格子状の窓からは夜の街並みが垣間見ることができた。緊急車両用道路からは東京租界すべてが一望できた。
「そろそろ現場に到着するぞ、おしゃべりはここまでだ」
リーダー格と思われる男が注意を促す。黒一色に包まれた無線機から一本の通信が入る。
『こちらF1から超自然対策室へ!カテゴリーBの中に未確認が・・・う、うぁぁぁッ・・ジジッ』
「未確認!?おいッもっと他に情報はないのか!」
先行部隊に通信を取ろうと繰り返すが、閉ざされたままだ。辺りに緊張が走る。
「カテゴリーBだけじゃないのか?未確認?カテゴリーAか?」
運転席へ続く扉にもたれかかった男が呟いた。カテゴリーA、そう聞いた者たちは慌て出す。

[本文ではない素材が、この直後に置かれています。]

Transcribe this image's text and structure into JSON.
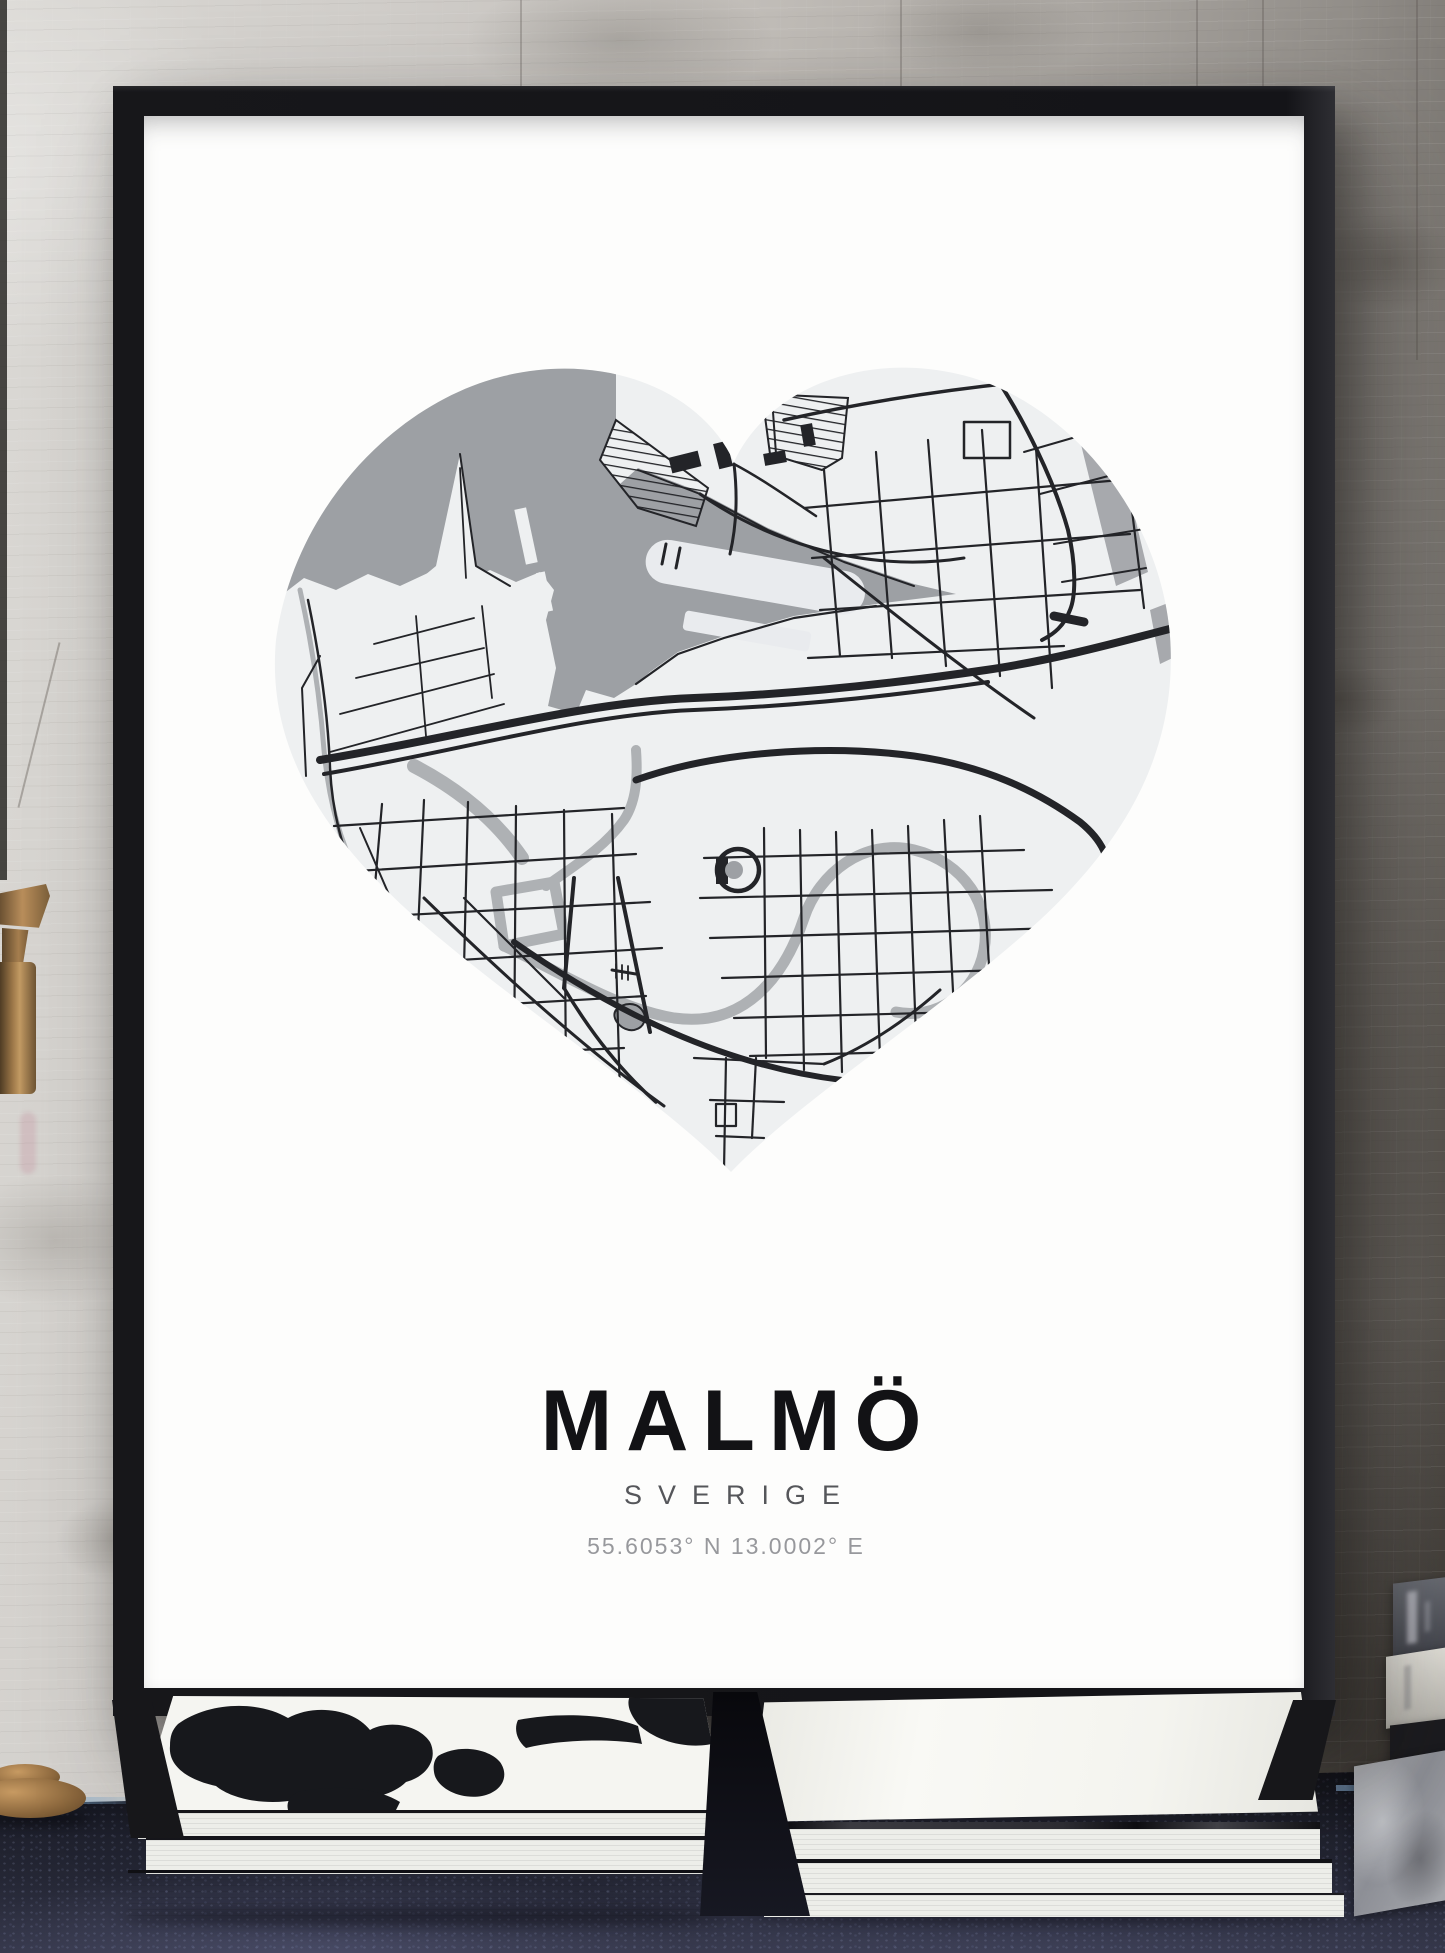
{
  "poster": {
    "city_title": "MALMÖ",
    "country_subtitle": "SVERIGE",
    "coordinates": "55.6053° N 13.0002° E"
  },
  "colors": {
    "poster_bg": "#fdfdfc",
    "frame": "#141418",
    "map_land": "#eef0f1",
    "map_water": "#9da0a4",
    "map_road": "#232428",
    "map_canal": "#aeb1b4",
    "wall_light": "#dbd9d5",
    "wall_dark": "#57534e",
    "table": "#242634",
    "table_edge_highlight": "#7da5c8",
    "brass": "#a57e4e",
    "book_pages": "#edeee9"
  }
}
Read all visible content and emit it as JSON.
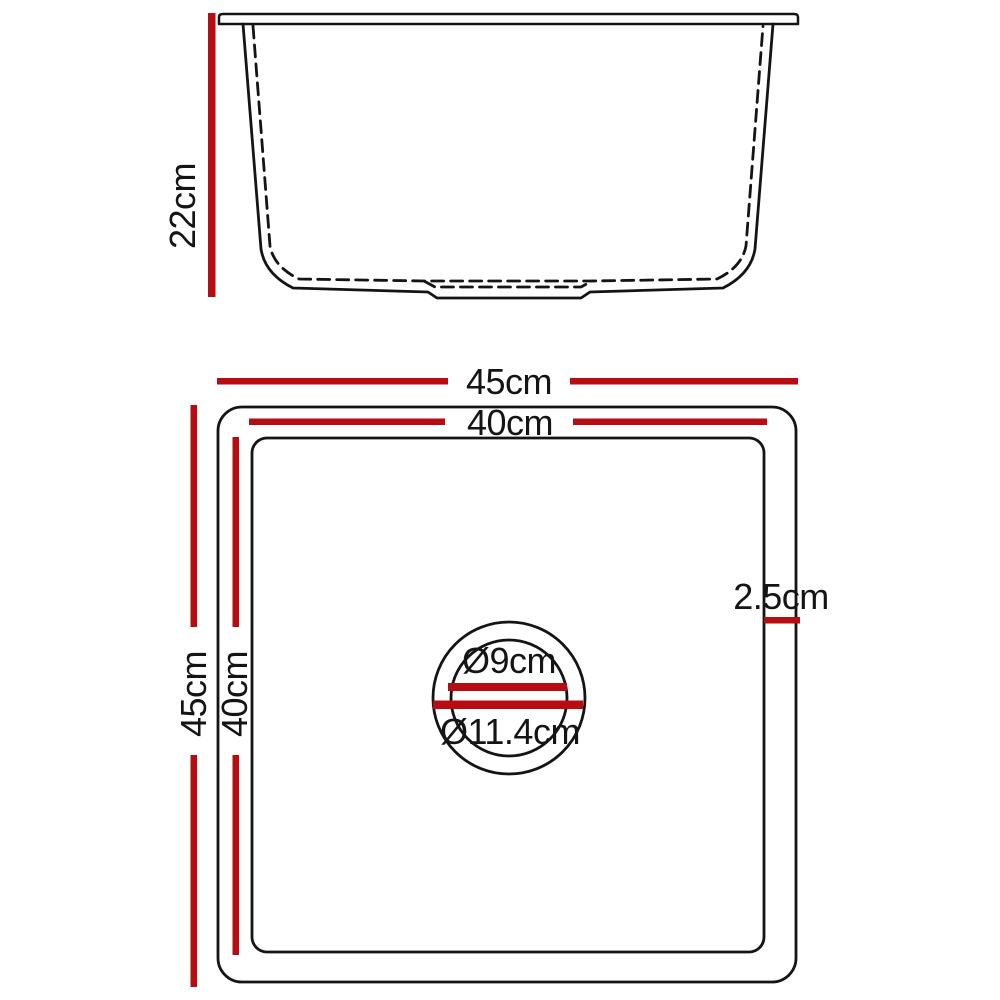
{
  "diagram": {
    "subject": "kitchen sink dimension drawing",
    "views": [
      "side elevation",
      "top view"
    ]
  },
  "colors": {
    "dimension_red": "#b50d11",
    "line_black": "#141414",
    "background": "#ffffff"
  },
  "side_view": {
    "height_label": "22cm"
  },
  "top_view": {
    "outer_width_label": "45cm",
    "inner_width_label": "40cm",
    "outer_depth_label": "45cm",
    "inner_depth_label": "40cm",
    "edge_thickness_label": "2.5cm",
    "drain_inner_diameter_label": "Ø9cm",
    "drain_outer_diameter_label": "Ø11.4cm"
  }
}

「馬鹿な!カテゴリーAは出現と同時に特定の周波数を出すんだ・・・・あり得ないッ」
隊員の一人が通例を答える。すると、はじめに喋った若い女性隊員が笑いながら同調した。
「そうよー。Aなんて滅多にお目にかかれないんだから。現れたら、ただは済まないしね」
☆
特設エレベーターを降りる一台の車があった。緊急車両用道路に設けられたそれは10tもある装甲車を軽々しく扱う。東京のシンボルに現れた『敵』は装甲車の中からでも10体は確認できた。
「現場到着。各員はBを掃討!カテゴリーF(未確認)を厳に留意せよ!」
リーダーの野太い声と共に各隊員が散開する。
「カテゴリーBってキモイんだよねー。・・・・さっさと『浄霊』しなきゃ」
げんなりした顔で女性隊員がボソっと呟く。
腰に着けたホルスターから銃を取り出し、確認する彼女の手のなかには水色に輝く『弾』があった。
彼女の手にある銃には『浄霊』用にシフトされた弾が込められていr。これは対策室本部、地下に眠る神木から抽出される『霊泉』と呼ばれるもので弾を浄化し、浄霊するものだ。
一般のものたちは浄霊の武器を持っていなかった。